Clémentine Haenel è nata nel quartiere Pigalle di Parigi, nel 1992. Insegna in una scuola elementare nei pressi della Gare du Nord. A soli 25 anni, ha pubblicato il suo primo romanzo, Vuoto d’aria, per Gallimard.

Il teatro e il suo doppio

Si può sicuramente affermare che Il teatro e il suo doppio di Antonin Artaud è il libro che ha cambiato il teatro del ’900. Pubblicato da Gallimard nel 1938, raccoglie i saggi sul teatro più significativi di Artaud. Questa nuova e seconda traduzione italiana, curata da Giuseppe Rocca, intende suggerire la riapertura di una riflessione sull’opera artaudiana, a mezzo secolo dall’altra edizione einaudiana.

Quando fu pubblicato, nel 1968, Il teatro e il suo doppio divise profondamente il teatro italiano affascinando coloro che pensavano ad un teatro differente da quello “tradizionale”, cui erano abituati gli spettatori. Chi cercava un teatro capace di trasmettere un’esperienza “vitale”, cioè che coinvolgesse attori e spettatori, vide nell’opera di Artaud la risposta a questa esigenza.

L’originalità di Artaud è consistita nella sua idea di sovvertimento della funzione del teatro come imitazione (il doppio)

della realtà, ma di diventare esso stesso vita, per stravolgere l’ordine sociale e morale, soffocato dalla civiltà borghese. Il teatro come la peste che spargendosi potesse creare un universo nuovo nel quale l’esperienza umana fosse centrale, dilatata ed esaltata proprio perché il teatro ha il potere di ristabilire, secondo la sua visione, una relazione autentica tra gli uomini.

Artaud concepiva la recitazione e, in genere, l’attività teatrale, come rapporto diretto da attore a pubblico, tale da suscitare emozioni reciproche molto profonde e reali, senza la mediazione della letteratura o del teatro convenzionale. Nei lavori di Peter Brook, del Living Theatre, Eugenio Barba, Pina Bausch e molti altri artisti sono presenti suggestioni e ispirazioni artaudiane.

Come scrive Giuseppe Rocca, il curatore di questa edizione,

spesso però chi ha agito nel nome di Artaud ne conosceva solo qualche massima. «E poche parole d’ordine sono bastate, per esempio, a provocare nel DNA teatrale una vera mutazione genetica: l’atto performativo (recitazione o lettura registica di un dramma) è, di fatto, passato da attività di secondo livello (interpretazione del testo) ad azione di primo livello (creazione scenica). […] Una nuova traduzione è occasione, dunque, per porci qualche domanda.
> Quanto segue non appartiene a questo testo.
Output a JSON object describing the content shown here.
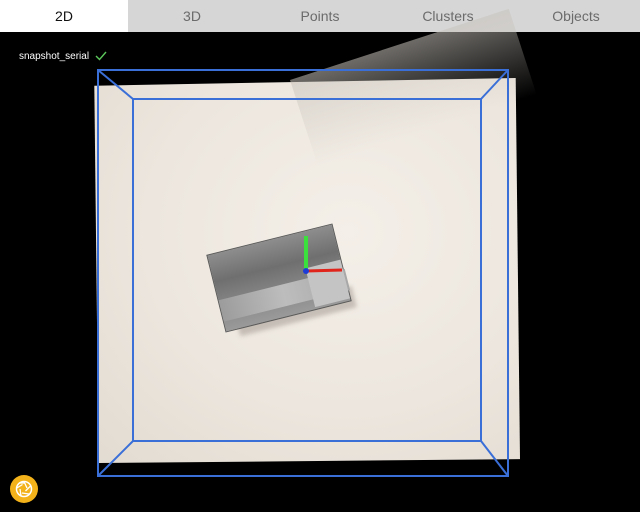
{
  "tabs": [
    {
      "label": "2D",
      "active": true
    },
    {
      "label": "3D",
      "active": false
    },
    {
      "label": "Points",
      "active": false
    },
    {
      "label": "Clusters",
      "active": false
    },
    {
      "label": "Objects",
      "active": false
    }
  ],
  "viewport": {
    "snapshot_label": "snapshot_serial",
    "snapshot_status_icon": "check-icon",
    "bounding_box_color": "#3a6fd8",
    "axis_colors": {
      "x": "#e0241b",
      "y": "#3ce03c",
      "z": "#1e3bd8"
    }
  },
  "shutter": {
    "icon": "aperture-icon",
    "color": "#f3b21a"
  }
}
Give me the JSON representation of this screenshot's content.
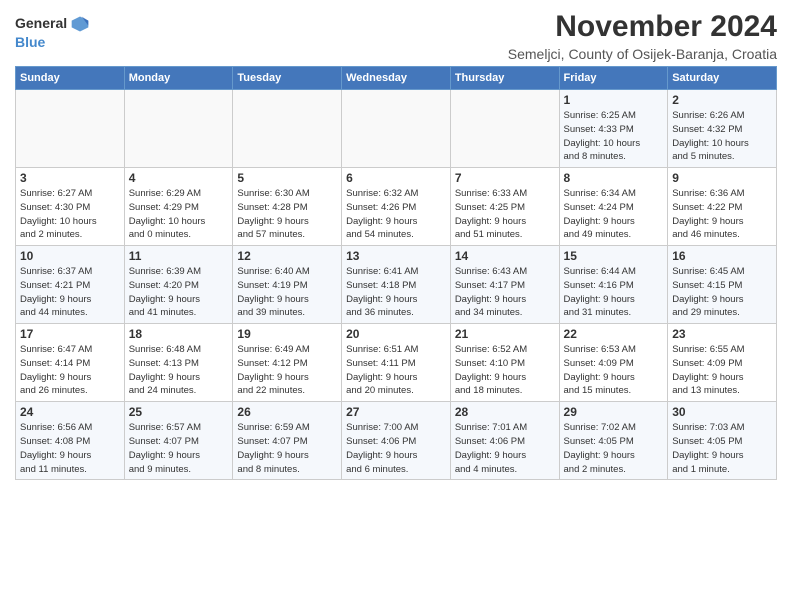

Artaud distruttore del testo? Può mai esserlo uno che lascia 26 volumi di scritti? Cos’è il rito, tanto sognato da Artaud, se non proprio quella “ripetizione” e quella “fissità” da lui tanto negate? È veramente applicabile in teatro quello che Artaud ha scritto sul teatro? Se cinquant’anni di teatro italiano sono stati influenzati da questo libro vuol dire che esso può avere effetti pratici».

Come postfazione al testo abbiamo pubblicato l’intervento di Giuliano Zincone, grande firma del Corriere della sera, al primo convegno su Artaud nel 1966. Zincone, laureatosi a 23 anni con una tesi di 600 pagine su Artaud, nel suo originale e controcorrente intervento metteva in guardia i protagonisti del mondo teatrale dal fare di Artaud un totem della nuova teatralità d’avanguardia, per evitare che una superficiale e irresponsabile interpretazione di un protagonista assoluto del rinnovamento del teatro del ’900 potesse fornire (come fornì) l’alibi per infinite dilettantesche manifestazioni di pseudo-avanguardia.